US tobacco giant Philip Morris announced Wednesday, Sept 25, it had called off the proposed merger with tobacco industry’s another prominent company, Altria. The $200 billion mergers between the two tobacco giants have been called off following the regulatory backlash against vaping, according to a report from The Times.
In lieu of the failed merger, Philip Morris International Inc CEO Andre Calantzopoulos, revealed that the companies agreed to focus on the joint launch of IQOS instead, a heat-not-burn cigarette alternative made by Philip Morris.
“After much deliberation, the companies have agreed to focus on launching IQOS in the US as part of their mutual interest to achieve a smoke-free future,” CEO Andre Calantzopoulos confirmed Wednesday.

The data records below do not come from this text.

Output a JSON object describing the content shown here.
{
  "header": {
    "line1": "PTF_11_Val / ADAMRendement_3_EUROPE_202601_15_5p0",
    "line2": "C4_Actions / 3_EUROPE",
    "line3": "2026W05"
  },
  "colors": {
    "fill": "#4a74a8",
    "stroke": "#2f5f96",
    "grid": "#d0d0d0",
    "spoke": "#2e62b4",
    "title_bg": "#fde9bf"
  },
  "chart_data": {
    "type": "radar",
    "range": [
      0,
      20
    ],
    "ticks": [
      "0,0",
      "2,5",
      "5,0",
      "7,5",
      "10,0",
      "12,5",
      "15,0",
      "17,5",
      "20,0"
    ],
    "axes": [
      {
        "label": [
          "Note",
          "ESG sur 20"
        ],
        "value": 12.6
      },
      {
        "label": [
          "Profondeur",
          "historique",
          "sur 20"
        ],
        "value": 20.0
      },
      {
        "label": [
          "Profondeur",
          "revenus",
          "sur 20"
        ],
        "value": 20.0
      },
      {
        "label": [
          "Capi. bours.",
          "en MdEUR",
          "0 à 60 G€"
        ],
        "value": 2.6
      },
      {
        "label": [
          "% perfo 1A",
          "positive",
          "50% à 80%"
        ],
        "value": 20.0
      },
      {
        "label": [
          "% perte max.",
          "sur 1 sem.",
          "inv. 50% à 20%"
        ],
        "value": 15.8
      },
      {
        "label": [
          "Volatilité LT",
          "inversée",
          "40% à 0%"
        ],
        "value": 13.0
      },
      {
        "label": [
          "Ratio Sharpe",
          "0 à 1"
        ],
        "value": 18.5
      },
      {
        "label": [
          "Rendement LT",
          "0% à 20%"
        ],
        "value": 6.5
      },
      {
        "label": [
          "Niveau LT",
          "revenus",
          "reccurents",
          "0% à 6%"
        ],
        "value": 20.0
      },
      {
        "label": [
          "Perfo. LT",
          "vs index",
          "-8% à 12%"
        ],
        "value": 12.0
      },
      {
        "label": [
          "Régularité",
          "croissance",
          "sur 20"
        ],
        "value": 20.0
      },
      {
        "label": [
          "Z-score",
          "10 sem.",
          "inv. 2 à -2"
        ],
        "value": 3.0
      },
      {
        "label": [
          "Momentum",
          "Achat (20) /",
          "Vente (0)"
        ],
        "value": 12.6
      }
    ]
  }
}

News about the potential merger between two of the world’s biggest tobacco companies started in late August. According to reports, the colossal merger would have created a company with market value $200 billion, marking the fourth-largest deal of all time and three times larger its closest rival, British American Tobacco Plc.
Along with the failed merger, chief executive of e-cigarette maker Juul, Kevin Burns, also stepped down from his post on Wednesday, making way for former Altria Chief Strategy and Growth Officer K.C. Crosthwaite to assume the position.
“It is evident that significant investor pushback and the reality of holding a larger presence in the U.S. market fraught with risk around the FDA and weak volumes lead to the decision,” analysts at Stifel wrote in a note to investors following the news of the failed merger.
In April, Philip Morris won approval from the US Food and Drug Administration to sell IQOS in the US. To date, the IQOS is currently on sale in 48 markets, including Canada, the United Kingdom, Japan, and Korea.